ONLY once did I appear in a school nativity play. Sadly, I funked my first opportunity when I had been cast as a page to one of the three kings (all girls). Part of the costume was, shockingly by today’s standards, to be “blacked-up”. I also had to take my glasses off. I was terrified, and felt so sick at the prospect of being on stage at all that on the morning of the performance I persuaded my mother that I was going to be sick. She had to make my excuses to school, and I took to my bed with a sense of shame and great relief. The next year, my mother took no chances and insisted that I spent the afternoon before the play at a friend’s house, where I was less likely to succumb to histrionics.
So it was that I finally made my debut the following year as the prophet Isaiah, standing on the school stage with a tea towel round my head and wearing a long garment of pyjama material. I still vividly recall my opening words: “Out of the mist of years, I, Isaiah come before you.” I then proclaimed: “The people that walked in darkness have seen a great light,” while behind me a hidden chorus joined in with “For unto us a child is born, unto us a son is given.”
I was intensely annoyed by the fact that one of the chorus, my friend Vicky, never pronounced the “g” at the end of words; so it was always “the everlastin’ Father, the Prince of Peace”. The Angel Gabriel was played by a tall girl with straight brown hair and a face that, at least in my memory, strangely resembled an eagle’s. She wore magnificent gold wings, which fell from her shoulders. They were obviously more fragile than they looked, because they were replaced the next year by a much less impressive pair, which would have been hopeless in flight.
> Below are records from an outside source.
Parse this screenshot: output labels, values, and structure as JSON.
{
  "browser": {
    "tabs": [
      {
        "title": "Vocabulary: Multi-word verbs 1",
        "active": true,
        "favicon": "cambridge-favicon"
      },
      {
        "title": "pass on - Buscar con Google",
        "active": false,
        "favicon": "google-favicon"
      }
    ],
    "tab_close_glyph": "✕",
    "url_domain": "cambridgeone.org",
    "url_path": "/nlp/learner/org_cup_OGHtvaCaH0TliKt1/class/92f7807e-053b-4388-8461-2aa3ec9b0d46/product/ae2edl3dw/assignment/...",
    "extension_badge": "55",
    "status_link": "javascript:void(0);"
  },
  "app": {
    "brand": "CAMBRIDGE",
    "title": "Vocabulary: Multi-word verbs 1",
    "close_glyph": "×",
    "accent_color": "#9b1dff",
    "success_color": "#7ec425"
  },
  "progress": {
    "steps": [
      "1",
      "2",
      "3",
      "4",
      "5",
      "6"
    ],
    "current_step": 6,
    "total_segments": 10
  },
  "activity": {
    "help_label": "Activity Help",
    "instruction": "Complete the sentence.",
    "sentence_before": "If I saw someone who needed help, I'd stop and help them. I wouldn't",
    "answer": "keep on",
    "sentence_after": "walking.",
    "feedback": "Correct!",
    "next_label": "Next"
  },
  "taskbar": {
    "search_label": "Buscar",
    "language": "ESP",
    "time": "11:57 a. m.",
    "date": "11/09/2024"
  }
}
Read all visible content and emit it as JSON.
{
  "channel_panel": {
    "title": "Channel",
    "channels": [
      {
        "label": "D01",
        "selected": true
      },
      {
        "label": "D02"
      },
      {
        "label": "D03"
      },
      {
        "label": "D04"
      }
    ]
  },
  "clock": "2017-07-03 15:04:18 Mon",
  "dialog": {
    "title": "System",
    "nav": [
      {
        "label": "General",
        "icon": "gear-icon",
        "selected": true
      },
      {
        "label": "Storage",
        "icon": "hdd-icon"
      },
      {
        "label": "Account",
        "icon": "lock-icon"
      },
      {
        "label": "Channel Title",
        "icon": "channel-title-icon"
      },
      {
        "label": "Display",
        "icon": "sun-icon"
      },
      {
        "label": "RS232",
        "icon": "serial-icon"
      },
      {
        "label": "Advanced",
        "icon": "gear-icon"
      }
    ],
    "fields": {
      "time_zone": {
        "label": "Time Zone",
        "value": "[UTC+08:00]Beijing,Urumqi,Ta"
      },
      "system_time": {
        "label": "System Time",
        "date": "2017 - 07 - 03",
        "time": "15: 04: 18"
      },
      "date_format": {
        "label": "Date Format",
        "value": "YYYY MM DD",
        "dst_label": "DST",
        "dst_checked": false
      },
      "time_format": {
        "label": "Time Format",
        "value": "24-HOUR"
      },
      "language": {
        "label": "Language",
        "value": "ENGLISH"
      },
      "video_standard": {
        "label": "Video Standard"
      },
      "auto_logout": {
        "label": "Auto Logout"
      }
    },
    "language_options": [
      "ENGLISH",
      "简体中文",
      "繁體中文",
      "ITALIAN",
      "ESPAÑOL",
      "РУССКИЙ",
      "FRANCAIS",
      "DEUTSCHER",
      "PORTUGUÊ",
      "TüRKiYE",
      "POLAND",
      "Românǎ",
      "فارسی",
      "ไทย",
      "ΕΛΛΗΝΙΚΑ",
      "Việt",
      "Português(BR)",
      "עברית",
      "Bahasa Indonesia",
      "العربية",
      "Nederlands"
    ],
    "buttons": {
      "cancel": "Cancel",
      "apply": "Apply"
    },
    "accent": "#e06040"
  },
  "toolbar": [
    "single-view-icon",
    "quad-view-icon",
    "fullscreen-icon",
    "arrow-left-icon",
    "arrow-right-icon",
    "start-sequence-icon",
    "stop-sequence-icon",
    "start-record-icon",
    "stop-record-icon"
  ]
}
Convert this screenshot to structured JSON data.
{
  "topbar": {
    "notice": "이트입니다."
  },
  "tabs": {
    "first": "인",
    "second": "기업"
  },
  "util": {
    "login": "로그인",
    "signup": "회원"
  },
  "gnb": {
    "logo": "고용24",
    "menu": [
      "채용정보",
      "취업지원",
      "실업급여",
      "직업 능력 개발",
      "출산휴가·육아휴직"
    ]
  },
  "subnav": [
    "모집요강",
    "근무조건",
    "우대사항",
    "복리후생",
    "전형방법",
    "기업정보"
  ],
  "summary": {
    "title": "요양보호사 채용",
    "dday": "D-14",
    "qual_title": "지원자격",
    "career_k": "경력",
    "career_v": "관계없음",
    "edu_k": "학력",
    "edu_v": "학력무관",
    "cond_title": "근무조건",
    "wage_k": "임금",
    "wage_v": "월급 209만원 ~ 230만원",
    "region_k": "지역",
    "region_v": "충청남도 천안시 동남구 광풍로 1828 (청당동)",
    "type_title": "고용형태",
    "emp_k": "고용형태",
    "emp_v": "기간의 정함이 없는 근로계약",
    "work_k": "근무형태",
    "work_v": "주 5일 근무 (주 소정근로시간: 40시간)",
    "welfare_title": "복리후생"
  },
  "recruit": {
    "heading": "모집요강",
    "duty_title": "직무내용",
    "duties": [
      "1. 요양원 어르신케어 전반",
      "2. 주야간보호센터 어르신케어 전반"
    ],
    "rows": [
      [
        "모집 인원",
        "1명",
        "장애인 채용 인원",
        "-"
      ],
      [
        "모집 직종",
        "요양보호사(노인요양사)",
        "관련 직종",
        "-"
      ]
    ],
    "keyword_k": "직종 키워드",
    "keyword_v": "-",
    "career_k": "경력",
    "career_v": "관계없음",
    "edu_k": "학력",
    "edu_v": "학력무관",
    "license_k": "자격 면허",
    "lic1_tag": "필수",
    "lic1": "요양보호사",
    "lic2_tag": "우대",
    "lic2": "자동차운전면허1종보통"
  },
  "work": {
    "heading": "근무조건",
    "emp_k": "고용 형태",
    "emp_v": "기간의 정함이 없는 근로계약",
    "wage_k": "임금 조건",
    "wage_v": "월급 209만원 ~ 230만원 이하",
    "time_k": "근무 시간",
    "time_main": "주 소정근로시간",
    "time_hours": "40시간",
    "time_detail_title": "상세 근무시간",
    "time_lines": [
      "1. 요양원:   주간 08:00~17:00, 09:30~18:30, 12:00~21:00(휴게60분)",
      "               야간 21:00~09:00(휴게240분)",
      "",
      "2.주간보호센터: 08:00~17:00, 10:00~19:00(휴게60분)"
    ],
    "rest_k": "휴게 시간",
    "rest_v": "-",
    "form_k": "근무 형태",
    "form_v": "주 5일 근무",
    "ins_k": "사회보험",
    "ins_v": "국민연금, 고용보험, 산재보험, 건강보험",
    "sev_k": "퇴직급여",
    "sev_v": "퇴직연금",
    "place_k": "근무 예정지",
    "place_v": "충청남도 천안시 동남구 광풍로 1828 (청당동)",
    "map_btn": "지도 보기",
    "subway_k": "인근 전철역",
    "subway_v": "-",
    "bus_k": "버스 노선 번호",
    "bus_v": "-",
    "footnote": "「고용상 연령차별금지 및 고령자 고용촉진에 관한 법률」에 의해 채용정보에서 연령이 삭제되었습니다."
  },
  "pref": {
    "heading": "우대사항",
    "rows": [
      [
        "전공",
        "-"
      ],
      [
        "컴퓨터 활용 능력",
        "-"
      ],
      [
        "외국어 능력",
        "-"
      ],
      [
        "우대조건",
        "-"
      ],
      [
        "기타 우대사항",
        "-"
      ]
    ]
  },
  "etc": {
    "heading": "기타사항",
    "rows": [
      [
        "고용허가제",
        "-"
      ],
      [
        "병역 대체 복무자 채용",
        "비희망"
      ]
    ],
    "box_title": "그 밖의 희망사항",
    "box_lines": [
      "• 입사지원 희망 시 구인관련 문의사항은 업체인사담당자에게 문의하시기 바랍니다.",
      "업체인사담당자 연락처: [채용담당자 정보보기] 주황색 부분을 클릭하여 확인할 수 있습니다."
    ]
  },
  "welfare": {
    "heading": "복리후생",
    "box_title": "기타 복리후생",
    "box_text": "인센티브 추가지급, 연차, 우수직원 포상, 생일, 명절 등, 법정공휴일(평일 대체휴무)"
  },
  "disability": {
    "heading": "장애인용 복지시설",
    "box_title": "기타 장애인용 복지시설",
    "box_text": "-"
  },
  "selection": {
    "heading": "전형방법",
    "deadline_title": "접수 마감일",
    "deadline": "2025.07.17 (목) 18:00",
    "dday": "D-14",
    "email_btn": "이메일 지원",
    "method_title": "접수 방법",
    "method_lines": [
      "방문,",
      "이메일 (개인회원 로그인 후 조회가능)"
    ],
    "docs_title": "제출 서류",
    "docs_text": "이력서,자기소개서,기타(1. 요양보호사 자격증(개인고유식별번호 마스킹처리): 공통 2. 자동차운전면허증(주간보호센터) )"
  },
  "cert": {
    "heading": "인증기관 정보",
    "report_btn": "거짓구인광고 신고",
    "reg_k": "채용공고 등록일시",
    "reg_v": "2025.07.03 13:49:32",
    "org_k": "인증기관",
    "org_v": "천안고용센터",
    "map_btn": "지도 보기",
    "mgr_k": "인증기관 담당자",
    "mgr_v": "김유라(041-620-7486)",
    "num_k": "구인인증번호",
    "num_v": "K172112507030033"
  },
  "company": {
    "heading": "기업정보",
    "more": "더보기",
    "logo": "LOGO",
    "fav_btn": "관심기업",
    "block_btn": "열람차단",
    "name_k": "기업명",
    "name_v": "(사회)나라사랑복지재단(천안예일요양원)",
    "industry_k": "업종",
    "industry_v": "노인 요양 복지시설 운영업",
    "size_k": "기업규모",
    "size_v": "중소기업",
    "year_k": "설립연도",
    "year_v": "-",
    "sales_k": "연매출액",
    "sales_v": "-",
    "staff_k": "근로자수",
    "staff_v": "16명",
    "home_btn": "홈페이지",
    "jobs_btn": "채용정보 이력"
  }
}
Apart from appearing to Mary, Gabriel provided an epilogue, standing on steps above the stage and reciting from Revelation 21: “And I saw a new heaven and a new earth; for the first heaven and the first earth had passed away, and there was no more sea.”
Whoever wrote the text for this nativity play showed extraordinary theological dexterity. The innovative ending, with Gabriel as the source of John’s vision, linked the incarnation to the hope of heaven. When, as a priest, I read the passage from Revelation 21 at funerals, I always had our school nativity in the back of my mind, with Gabriel as an eagle announcing that God’s home was now with mortals.
All of which is to say that we perhaps underestimate the power of nativity plays to inspire the imagination and sow the seeds of faith.